Growing Camellia Seeds

Camellia seeds are easy to grow; the most important thing to remember is that they should never be allowed to dry out!  After harvest, our seeds are immediately stratified for a minimum of 2 months to encourage long-term viability and uniform germination.

"Stratification" is the process of manually replicating winter or 'cold season' conditions for seeds.  While Camellia seeds do not actually require a 'cold season' in order to germinate, it tends to make them perform much more reliably.  When seeds are started in the post-stratification "spring", success rates are higher, and seedlings emerge both earlier and at a more consistent rate.


Prepare a seed tray or small pot with well-draining soil; we recommend 2 parts aged pine bark to one part perlite, mixed with the lowest recommended rate of any slow-release fertilizer. 


Seeds planted indoors should go into a small pot or tray with well-draining soil.
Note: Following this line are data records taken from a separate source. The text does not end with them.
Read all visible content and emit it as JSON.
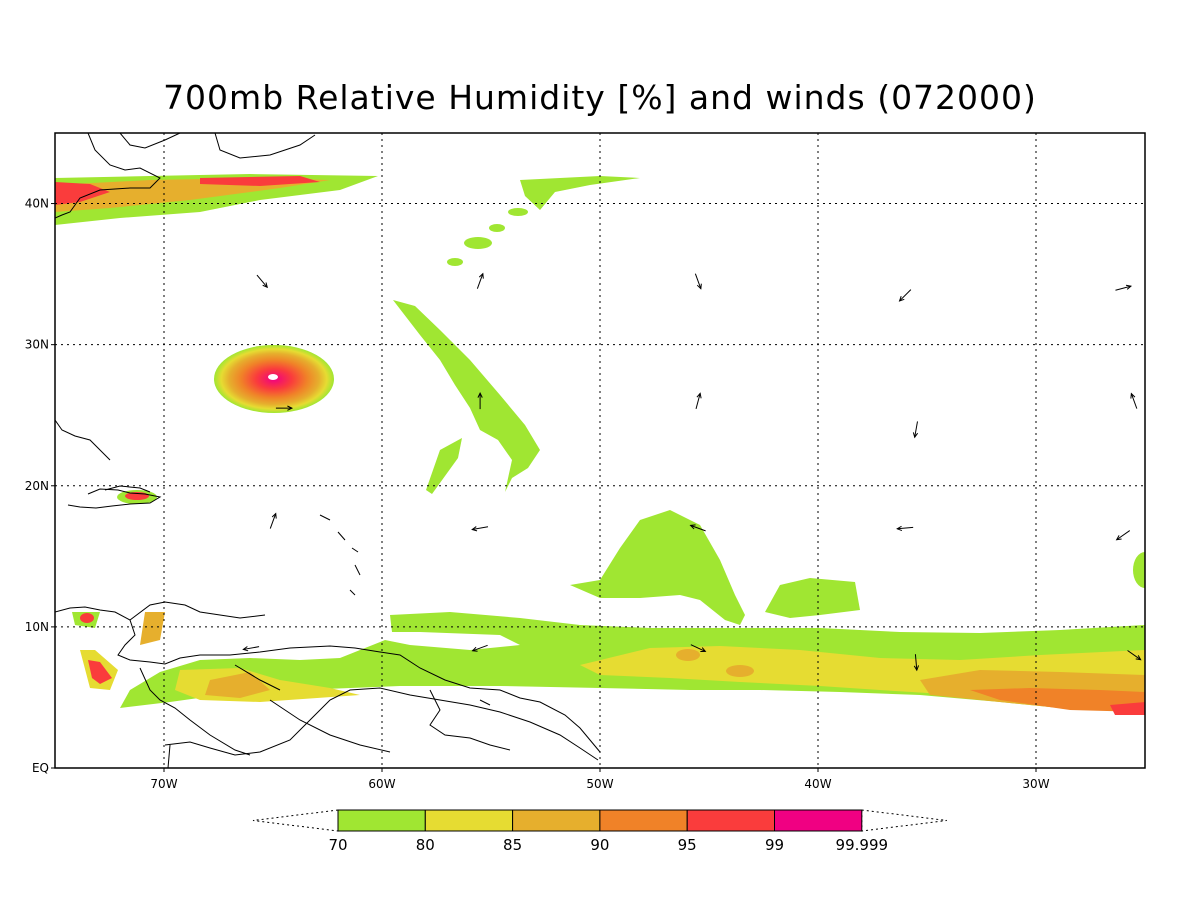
{
  "title": "700mb Relative Humidity [%] and winds (072000)",
  "map": {
    "lon_range": [
      -75,
      -25
    ],
    "lat_range": [
      0,
      45
    ],
    "grid": "dotted",
    "lat_ticks": [
      {
        "lat": 0,
        "label": "EQ"
      },
      {
        "lat": 10,
        "label": "10N"
      },
      {
        "lat": 20,
        "label": "20N"
      },
      {
        "lat": 30,
        "label": "30N"
      },
      {
        "lat": 40,
        "label": "40N"
      }
    ],
    "lon_ticks": [
      {
        "lon": -70,
        "label": "70W"
      },
      {
        "lon": -60,
        "label": "60W"
      },
      {
        "lon": -50,
        "label": "50W"
      },
      {
        "lon": -40,
        "label": "40W"
      },
      {
        "lon": -30,
        "label": "30W"
      }
    ],
    "feature": "Hurricane humidity core near 28N 65W"
  },
  "colorbar": {
    "bounds": [
      "70",
      "80",
      "85",
      "90",
      "95",
      "99",
      "99.999"
    ],
    "colors": [
      "#a0e632",
      "#e6dc32",
      "#e6af2d",
      "#f08228",
      "#fa3c3c",
      "#f00082"
    ]
  },
  "winds": [
    {
      "lon": -65.5,
      "lat": 34.5,
      "dir": 140
    },
    {
      "lon": -55.5,
      "lat": 34.5,
      "dir": 20
    },
    {
      "lon": -45.5,
      "lat": 34.5,
      "dir": 160
    },
    {
      "lon": -36,
      "lat": 33.5,
      "dir": 225
    },
    {
      "lon": -26,
      "lat": 34,
      "dir": 75
    },
    {
      "lon": -64.5,
      "lat": 25.5,
      "dir": 90
    },
    {
      "lon": -55.5,
      "lat": 26,
      "dir": 0
    },
    {
      "lon": -45.5,
      "lat": 26,
      "dir": 15
    },
    {
      "lon": -35.5,
      "lat": 24,
      "dir": 190
    },
    {
      "lon": -25.5,
      "lat": 26,
      "dir": 340
    },
    {
      "lon": -65,
      "lat": 17.5,
      "dir": 20
    },
    {
      "lon": -55.5,
      "lat": 17,
      "dir": 260
    },
    {
      "lon": -45.5,
      "lat": 17,
      "dir": 290
    },
    {
      "lon": -36,
      "lat": 17,
      "dir": 265
    },
    {
      "lon": -26,
      "lat": 16.5,
      "dir": 235
    },
    {
      "lon": -66,
      "lat": 8.5,
      "dir": 260
    },
    {
      "lon": -55.5,
      "lat": 8.5,
      "dir": 250
    },
    {
      "lon": -45.5,
      "lat": 8.5,
      "dir": 115
    },
    {
      "lon": -35.5,
      "lat": 7.5,
      "dir": 175
    },
    {
      "lon": -25.5,
      "lat": 8,
      "dir": 125
    }
  ]
}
I used a soil mixture of 2/3 aged pine bark and 1/3 perlite with the lowest recommended rate of slow release fertilizer mixed in. 3-5 seeds can be planted in a 4" pot, or more seeds can be planted in a tray. I plant the seeds about 1/2 inch deep and keep moist, but not wet. Temperatures of 40°F to 75°F are good for germination, although higher temperatures will encourage faster emergence. A bright window should be enough light. I would put the pot in partial shade or filtered light if outdoors. I usually transplant these after the plants form a few leaves. The roots system can be tangled and it is OK to cut off the long, developing tap root to prevent coiling of the roots. When weather is above freezing, I would put the plants outdoors in partial sun. Seedlings in pots are watered when the soil begins to dry out, but this depends on the conditions such as atmospheric humidity and temperature. Light fertilization in spring and early summer helps encourage growth. It is possible to have seedlings bloom in 2 years, but usually, it takes 4-5 years. Small seedlings can be overwintered the following winter by sinking the pot into the soil in milder areas or keeping in a cool, bright location indoors.
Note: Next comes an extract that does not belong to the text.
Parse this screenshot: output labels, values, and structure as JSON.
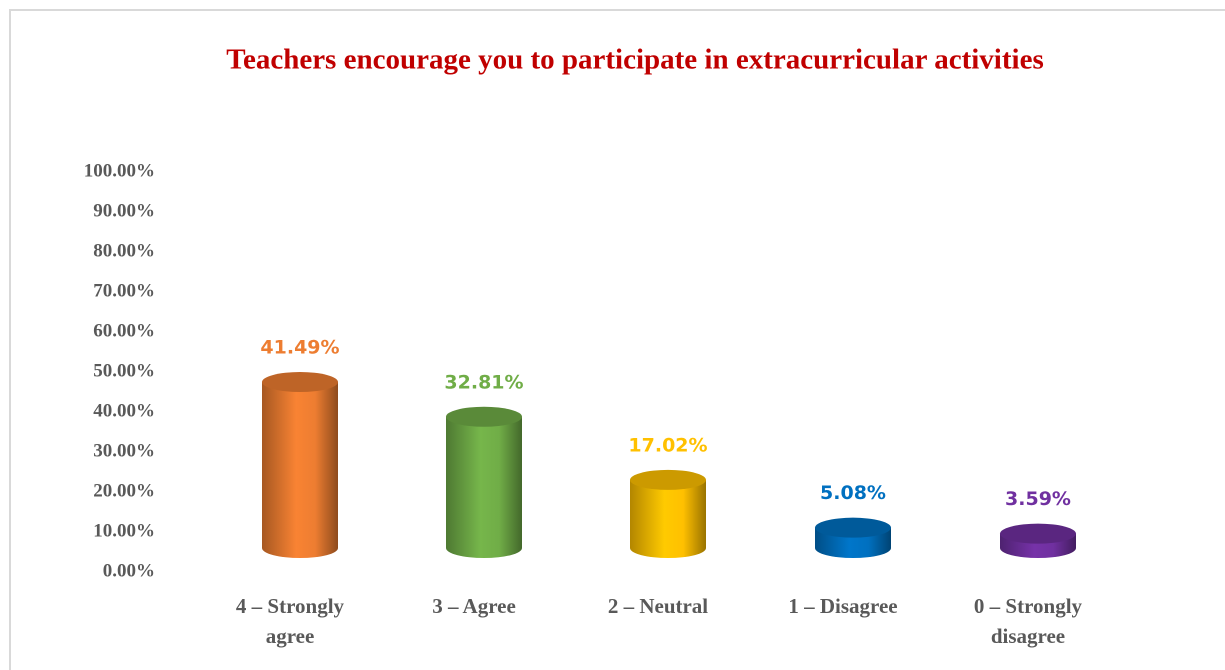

Seeds can be planted directly outdoors, in the shade.  A weed-free seedbed should be prepared and marked so it will not be disturbed. Plant the seeds about half an inch deep and allow them to germinate as they are ready. The seeds can be planted in the fall or spring, and they will emerge at the appropriate time. It may be necessary to protect the seeds from animals with a screen (mice are particular fanciers of Camellia seeds). The seeds send a root straight down when planted outdoors, which is good for hardiness. These seedlings can almost take care of themselves; try and keep the weeds from competing too much and some water during dry periods is helpful. They can be transplanted the following winter, if you wish to move them.